The client thought it needed better donor management.
The Sprint revealed it needed a shared foundation across its teams.

By anchoring on the four pillars, Reinvantage turned alignment into efficiency gains and fresh funding opportunities.

The Sprint guaranteed at least £20,000 in value; here it unlocked both six-figure savings and future-proofed funding.

Case study: National digital development agency

1. The Client

A national digital development agency tasked with driving the government’s digital transformation agenda, including e-services, citizen portals, and smart city pilots.

Role we worked with: Director of Digital Transformation, supported by IT and service delivery leads from three ministries.

2. The Challenge

The agency had strong political backing but faced hurdles in implementation.

Key issues:

  • Siloed projects → each ministry developed digital tools independently, leading to duplication.
  • Citizen frustration → services were digital in name, but still required multiple logins and offline steps.
  • Funding pressure → international partners demanded clearer impact in the short term.

The agency wanted to accelerate momentum but struggled to get alignment across ministries.

3. The Sprint

We ran a 14-day Immersive Reinvention Sprint with the agency’s leadership and digital focal points from three ministries.
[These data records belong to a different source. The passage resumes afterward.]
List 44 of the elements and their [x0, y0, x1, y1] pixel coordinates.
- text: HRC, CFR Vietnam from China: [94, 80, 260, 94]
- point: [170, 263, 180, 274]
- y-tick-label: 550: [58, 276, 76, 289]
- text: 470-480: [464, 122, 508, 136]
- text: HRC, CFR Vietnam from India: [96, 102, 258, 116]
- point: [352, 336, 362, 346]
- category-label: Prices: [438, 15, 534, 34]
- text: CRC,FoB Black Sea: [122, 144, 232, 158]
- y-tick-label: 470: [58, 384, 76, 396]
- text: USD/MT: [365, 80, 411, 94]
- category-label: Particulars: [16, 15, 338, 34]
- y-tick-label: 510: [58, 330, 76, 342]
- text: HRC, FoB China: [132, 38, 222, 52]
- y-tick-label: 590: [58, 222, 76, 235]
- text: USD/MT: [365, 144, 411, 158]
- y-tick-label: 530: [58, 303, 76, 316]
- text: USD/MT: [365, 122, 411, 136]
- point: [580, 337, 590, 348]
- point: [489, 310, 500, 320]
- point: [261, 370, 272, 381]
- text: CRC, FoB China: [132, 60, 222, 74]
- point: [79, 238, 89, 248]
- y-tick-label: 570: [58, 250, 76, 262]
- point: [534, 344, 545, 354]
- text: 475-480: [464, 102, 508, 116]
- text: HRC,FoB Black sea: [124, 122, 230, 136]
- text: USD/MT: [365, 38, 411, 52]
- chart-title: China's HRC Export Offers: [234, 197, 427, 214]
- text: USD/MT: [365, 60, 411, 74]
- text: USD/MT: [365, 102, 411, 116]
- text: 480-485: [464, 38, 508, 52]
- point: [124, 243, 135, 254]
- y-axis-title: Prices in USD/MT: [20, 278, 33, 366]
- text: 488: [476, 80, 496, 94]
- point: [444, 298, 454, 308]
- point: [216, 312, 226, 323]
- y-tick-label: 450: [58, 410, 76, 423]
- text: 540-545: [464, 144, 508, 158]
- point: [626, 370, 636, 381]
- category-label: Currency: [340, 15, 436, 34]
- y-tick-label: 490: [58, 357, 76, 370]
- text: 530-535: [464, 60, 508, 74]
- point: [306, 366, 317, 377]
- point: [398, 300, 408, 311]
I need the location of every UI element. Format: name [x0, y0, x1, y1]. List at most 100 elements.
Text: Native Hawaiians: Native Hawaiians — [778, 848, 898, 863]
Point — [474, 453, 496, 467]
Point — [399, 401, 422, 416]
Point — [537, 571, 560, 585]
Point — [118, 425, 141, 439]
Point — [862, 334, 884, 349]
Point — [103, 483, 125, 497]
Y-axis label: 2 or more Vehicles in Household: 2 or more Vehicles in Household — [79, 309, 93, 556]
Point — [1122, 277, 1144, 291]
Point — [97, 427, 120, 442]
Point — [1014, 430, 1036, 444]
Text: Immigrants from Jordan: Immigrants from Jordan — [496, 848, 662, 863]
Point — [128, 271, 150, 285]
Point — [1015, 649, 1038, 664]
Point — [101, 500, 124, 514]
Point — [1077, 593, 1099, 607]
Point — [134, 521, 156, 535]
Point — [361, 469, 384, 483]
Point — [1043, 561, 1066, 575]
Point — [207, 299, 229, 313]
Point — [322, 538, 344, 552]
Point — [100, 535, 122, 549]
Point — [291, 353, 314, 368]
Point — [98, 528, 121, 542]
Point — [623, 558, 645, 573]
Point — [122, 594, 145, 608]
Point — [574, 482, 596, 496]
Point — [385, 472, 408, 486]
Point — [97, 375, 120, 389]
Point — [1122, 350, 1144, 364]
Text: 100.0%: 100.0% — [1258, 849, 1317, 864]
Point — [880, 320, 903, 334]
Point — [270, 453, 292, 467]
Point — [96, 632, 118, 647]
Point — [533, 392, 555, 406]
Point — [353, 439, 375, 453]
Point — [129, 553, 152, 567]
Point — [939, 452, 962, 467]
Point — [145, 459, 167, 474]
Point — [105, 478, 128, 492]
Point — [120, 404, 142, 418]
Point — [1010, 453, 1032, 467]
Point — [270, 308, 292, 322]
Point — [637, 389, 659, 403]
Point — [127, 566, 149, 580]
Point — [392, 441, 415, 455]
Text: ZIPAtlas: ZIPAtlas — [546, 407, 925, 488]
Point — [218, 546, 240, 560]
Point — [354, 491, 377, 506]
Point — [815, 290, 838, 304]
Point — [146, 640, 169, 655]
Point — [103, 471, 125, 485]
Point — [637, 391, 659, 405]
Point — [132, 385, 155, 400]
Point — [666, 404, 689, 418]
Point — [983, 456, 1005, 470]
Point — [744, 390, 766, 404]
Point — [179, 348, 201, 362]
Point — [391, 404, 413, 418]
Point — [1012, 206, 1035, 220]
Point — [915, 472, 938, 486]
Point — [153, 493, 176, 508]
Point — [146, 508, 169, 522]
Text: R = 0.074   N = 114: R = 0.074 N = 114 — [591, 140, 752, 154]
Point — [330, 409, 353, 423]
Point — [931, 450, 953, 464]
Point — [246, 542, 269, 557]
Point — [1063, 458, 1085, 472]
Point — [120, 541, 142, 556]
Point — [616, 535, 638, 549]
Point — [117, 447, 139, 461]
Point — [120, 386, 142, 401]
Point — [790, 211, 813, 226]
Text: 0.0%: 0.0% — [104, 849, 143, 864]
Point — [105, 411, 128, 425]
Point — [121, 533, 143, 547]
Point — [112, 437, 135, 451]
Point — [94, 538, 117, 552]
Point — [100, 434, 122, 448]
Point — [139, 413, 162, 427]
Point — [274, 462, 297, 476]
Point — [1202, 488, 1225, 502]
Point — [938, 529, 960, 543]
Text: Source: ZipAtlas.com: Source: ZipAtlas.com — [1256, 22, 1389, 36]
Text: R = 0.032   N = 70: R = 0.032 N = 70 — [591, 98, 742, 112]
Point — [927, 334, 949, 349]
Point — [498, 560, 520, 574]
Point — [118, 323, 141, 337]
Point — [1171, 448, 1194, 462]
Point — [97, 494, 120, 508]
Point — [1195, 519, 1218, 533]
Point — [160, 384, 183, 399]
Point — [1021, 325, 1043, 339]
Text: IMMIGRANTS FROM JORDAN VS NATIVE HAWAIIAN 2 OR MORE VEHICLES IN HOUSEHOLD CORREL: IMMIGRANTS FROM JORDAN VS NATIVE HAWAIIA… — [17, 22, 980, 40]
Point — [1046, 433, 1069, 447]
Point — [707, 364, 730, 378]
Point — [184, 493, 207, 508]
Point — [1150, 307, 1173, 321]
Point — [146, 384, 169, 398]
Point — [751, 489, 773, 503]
  • Day 1–3: Intake → Reviewed strategy docs, donor reports, and citizen feedback data.
  • Day 4: Immersive Sprint Session (half-day) → Breakthroughs:
    • Each ministry had different definitions of “digital service.”
    • 20% of budget was going into overlapping pilot projects.
    • Citizens’ top frustrations were known — but not prioritised.
  • Day 5–14: Synthesis → Insights consolidated into a Clarity Brief + Insight Canvas.
4. The Breakthrough

The Sprint revealed that the biggest blocker wasn’t lack of funding, but lack of shared priorities.

Three practical insights stood out:

  1. One Definition of Digital Service → agreed across ministries.
  2. Quick-Win Prioritisation → focus on top 3 citizen pain points (ID renewal, business registration, healthcare booking).
  3. Shared Resource Map → pool budgets to eliminate duplication.
These changes alone allowed the agency to unlock £75,000 in immediate savings and deliver 2–3 visible improvements in the next quarter — meeting donor expectations and building citizen trust.
5. From Sprint to Action (4 Pillars Applied)

Based on the Sprint clarity, Reinvantage proposed a modest, targeted package of support:

  • Readiness → Facilitated inter-ministerial workshops to embed the “one digital service” definition.
  • Foresight → Analysed citizen feedback trends to shape the quick-win roadmap.
  • Growth → Supported the reallocation of funds to joint projects, reducing overlap.
  • Positioning → Crafted a communication plan highlighting early digital wins to donors and citizens.
6. The Results
  • 2 pilot services integrated into the central portal (ID renewal + healthcare booking).
  • Budget savings of £75,000 from eliminating overlapping projects.
  • Citizen satisfaction up modestly → call centre complaints on digital services dropped by 12%.
  • Donor confidence improved → short-term impact report received positive feedback.
The client thought it needed more funding and bigger projects.
The Sprint revealed it first needed clarity and alignment.

By applying the four pillars to a targeted scope, Reinvantage helped deliver visible results within a single quarter — proving progress to citizens and donors and laying the groundwork for deeper transformation.